The full stack trace:

---------------------------------------------------------------------------
ValueError                                Traceback (most recent call last)
<ipython-input-28-7e7db3f74a6e> in <module>
     83 
     84 # train the model
---> 85 model_scratch = train(60, loaders_scratch, model_scratch, optimizer_scratch, 
     86                       criterion_scratch, use_cuda, 'model_scratch.pt')
     87 

<ipython-input-28-7e7db3f74a6e> in train(n_epochs, loaders, model, optimizer, criterion, use_cuda, save_path)
     33 
     34             ## Calculate the Batch Loss
---> 35             loss = criterion(output, target)
     36 
     37             ## Backward Pass

~\.conda\envs\deep-learning\lib\site-packages\torch\nn\modules\module.py in __call__(self, *input, **kwargs)
    548             result = self._slow_forward(*input, **kwargs)
    549         else:
--> 550             result = self.forward(*input, **kwargs)
    551         for hook in self._forward_hooks.values():
    552             hook_result = hook(self, input, result)

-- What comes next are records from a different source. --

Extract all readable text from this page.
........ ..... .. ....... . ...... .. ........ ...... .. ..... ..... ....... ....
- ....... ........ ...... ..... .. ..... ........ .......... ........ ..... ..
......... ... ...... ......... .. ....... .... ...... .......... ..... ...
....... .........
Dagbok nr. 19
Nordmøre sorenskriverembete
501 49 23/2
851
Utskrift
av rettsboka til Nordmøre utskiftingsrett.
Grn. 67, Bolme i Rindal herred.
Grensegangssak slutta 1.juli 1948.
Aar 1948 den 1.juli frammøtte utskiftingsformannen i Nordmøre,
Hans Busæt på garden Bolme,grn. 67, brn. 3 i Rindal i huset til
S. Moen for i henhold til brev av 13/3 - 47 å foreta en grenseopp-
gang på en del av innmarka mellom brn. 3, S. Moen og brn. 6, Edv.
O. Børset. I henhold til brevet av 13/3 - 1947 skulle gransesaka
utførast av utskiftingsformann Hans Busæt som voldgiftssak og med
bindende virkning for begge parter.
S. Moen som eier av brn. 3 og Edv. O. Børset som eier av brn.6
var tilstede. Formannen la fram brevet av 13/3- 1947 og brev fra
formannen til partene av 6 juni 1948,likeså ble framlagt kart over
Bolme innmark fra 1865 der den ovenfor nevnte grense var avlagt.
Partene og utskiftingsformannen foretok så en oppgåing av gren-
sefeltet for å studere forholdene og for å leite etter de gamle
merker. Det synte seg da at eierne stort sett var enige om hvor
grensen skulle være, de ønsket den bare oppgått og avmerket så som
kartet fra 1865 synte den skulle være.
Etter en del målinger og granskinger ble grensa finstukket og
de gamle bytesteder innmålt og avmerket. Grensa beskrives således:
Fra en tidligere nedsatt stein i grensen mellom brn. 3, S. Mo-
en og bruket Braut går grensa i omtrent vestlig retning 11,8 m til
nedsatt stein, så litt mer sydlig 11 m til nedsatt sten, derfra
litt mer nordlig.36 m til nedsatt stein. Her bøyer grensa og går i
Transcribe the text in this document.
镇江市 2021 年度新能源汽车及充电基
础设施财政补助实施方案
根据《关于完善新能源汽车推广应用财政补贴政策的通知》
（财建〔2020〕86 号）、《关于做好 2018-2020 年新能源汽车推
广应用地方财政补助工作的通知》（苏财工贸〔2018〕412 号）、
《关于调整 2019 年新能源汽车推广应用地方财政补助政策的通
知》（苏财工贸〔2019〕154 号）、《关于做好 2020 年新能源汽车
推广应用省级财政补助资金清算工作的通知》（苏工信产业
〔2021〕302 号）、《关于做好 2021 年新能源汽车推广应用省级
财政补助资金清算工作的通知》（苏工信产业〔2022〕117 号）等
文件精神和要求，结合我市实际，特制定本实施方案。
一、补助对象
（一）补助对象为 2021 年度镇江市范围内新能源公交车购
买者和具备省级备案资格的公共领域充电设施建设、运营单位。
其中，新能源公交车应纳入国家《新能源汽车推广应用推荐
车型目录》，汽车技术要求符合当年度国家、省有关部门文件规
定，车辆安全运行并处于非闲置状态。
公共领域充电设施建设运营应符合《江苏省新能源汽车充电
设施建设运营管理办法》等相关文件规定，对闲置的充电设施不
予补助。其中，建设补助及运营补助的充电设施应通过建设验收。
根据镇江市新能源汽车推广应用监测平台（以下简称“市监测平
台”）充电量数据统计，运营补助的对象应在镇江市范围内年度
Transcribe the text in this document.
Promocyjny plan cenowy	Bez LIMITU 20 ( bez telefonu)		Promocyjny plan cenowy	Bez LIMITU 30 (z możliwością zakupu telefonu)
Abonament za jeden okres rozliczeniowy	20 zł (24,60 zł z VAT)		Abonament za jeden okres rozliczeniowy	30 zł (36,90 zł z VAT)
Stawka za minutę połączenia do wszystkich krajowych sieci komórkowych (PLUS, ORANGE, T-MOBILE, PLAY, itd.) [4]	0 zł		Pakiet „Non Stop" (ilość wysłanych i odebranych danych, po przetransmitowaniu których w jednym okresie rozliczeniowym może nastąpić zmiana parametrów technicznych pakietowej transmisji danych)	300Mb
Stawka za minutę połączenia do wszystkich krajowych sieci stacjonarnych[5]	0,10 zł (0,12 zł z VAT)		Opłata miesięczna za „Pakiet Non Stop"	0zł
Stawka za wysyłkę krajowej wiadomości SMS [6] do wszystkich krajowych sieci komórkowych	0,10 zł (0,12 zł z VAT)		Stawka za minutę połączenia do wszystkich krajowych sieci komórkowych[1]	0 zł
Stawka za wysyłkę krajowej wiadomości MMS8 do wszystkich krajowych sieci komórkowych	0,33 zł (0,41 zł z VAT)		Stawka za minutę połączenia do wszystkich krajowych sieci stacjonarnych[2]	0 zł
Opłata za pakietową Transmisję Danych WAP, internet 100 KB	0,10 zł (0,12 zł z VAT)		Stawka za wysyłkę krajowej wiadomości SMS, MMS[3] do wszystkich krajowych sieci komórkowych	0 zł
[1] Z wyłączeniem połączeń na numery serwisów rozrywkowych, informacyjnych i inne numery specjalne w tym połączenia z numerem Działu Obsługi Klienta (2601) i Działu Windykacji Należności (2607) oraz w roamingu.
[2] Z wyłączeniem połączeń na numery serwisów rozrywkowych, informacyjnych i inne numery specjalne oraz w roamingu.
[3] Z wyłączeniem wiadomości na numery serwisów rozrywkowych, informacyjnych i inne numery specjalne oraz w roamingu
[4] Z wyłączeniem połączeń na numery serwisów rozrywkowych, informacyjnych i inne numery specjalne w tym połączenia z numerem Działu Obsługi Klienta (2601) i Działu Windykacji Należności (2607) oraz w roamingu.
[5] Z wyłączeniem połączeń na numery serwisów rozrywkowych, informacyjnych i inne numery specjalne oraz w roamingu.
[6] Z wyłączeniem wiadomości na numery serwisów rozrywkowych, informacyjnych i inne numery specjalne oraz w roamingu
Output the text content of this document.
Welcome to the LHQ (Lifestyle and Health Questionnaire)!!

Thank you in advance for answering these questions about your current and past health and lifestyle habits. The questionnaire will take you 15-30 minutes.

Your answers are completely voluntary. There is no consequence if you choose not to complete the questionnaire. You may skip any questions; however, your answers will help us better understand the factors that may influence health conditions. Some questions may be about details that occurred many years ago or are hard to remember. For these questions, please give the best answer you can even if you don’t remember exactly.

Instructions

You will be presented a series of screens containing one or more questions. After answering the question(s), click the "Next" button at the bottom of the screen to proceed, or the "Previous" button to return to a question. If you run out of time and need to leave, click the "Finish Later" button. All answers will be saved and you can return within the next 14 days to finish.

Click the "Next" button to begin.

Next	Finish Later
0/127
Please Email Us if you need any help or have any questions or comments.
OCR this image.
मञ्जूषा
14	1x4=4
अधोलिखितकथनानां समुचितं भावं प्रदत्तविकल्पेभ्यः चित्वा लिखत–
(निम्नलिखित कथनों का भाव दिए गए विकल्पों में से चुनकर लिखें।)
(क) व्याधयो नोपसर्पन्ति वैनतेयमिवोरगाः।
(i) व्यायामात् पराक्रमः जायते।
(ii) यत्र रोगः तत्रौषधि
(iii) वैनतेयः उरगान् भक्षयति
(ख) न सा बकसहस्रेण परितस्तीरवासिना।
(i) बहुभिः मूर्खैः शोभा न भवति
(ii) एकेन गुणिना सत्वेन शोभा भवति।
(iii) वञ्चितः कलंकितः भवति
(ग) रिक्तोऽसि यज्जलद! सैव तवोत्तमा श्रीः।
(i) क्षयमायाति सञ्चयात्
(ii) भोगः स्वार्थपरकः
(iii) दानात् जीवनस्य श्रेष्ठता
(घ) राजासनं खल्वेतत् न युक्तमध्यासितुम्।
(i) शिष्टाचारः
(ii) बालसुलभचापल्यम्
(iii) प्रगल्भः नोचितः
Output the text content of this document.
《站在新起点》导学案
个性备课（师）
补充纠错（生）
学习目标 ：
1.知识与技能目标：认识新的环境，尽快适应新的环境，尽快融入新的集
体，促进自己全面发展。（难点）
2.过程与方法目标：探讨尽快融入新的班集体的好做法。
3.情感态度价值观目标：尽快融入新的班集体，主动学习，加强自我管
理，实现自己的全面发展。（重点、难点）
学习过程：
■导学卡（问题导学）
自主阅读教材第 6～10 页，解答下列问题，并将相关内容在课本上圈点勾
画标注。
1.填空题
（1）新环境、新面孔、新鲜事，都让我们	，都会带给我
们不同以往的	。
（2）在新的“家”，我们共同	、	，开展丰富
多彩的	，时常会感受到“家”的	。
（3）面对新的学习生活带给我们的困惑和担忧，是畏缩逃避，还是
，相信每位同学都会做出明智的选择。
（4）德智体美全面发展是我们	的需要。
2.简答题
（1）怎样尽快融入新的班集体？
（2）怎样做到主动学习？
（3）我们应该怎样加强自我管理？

~\.conda\envs\deep-learning\lib\site-packages\torch\nn\modules\loss.py in forward(self, input, target)
    929 
    930     def forward(self, input, target):
--> 931         return F.cross_entropy(input, target, weight=self.weight,
    932                                ignore_index=self.ignore_index, reduction=self.reduction)
    933 

~\.conda\envs\deep-learning\lib\site-packages\torch\nn\functional.py in cross_entropy(input, target, weight, size_average, ignore_index, reduce, reduction)
   2315     if size_average is not None or reduce is not None:
   2316         reduction = _Reduction.legacy_get_string(size_average, reduce)
-> 2317     return nll_loss(log_softmax(input, 1), target, weight, None, ignore_index, None, reduction)
   2318 
   2319 

~\.conda\envs\deep-learning\lib\site-packages\torch\nn\functional.py in nll_loss(input, target, weight, size_average, ignore_index, reduce, reduction)
   2110 
   2111     if input.size(0) != target.size(0):
-> 2112         raise ValueError('Expected input batch_size ({}) to match target batch_size ({}).'
   2113                          .format(input.size(0), target.size(0)))
   2114     if dim == 2:

ValueError: Expected input batch_size (48) to match target batch_size (12).

Nikronic · June 14, 2020, 6:35pm

As I said, the issue is not from model. You have set the batch-size=48 but strangely, the target variable has different batch-size=12. The reason may lead to this, is the loader and probably made some mistakes there.
Try to run an iteration over dataloader so you can make sure the number of tensors are correct.

Something like this:

next(iter(train_loader))

PS. If you are doing Udacity’s assignment, I highly suggest going through all issues yourself as it helps you to learn how to trace back error and understand the common issues. The reason that I am mentioning this, is that I have seen codes very similar to you in this forum and I think this is not the real intention of learning. (possible implemented assignment)

Jishan · June 14, 2020, 6:37pm

Hi, you are correct - I am trying to do the assignment - but badly stuck at this model implementation :(. Nevertheless, thanks a lot for the pointer. I will research bit more and try to fix it.

Nikronic · June 14, 2020, 6:46pm

One point that I need to mention is that instead of writing codes for all sections then running model to find bugs, build small parts of code, such as only one layer or just one Dataset/DataLoader and try to interact with them for arbitrary inputs using basic function in python/PyTorch. For instance, you need to be able to extract only 1 batch of images and show them or play with lmost anything in your code. Literally, you must be able to understand the mechanism of each module you use such as model.train(), model.eval(), etc.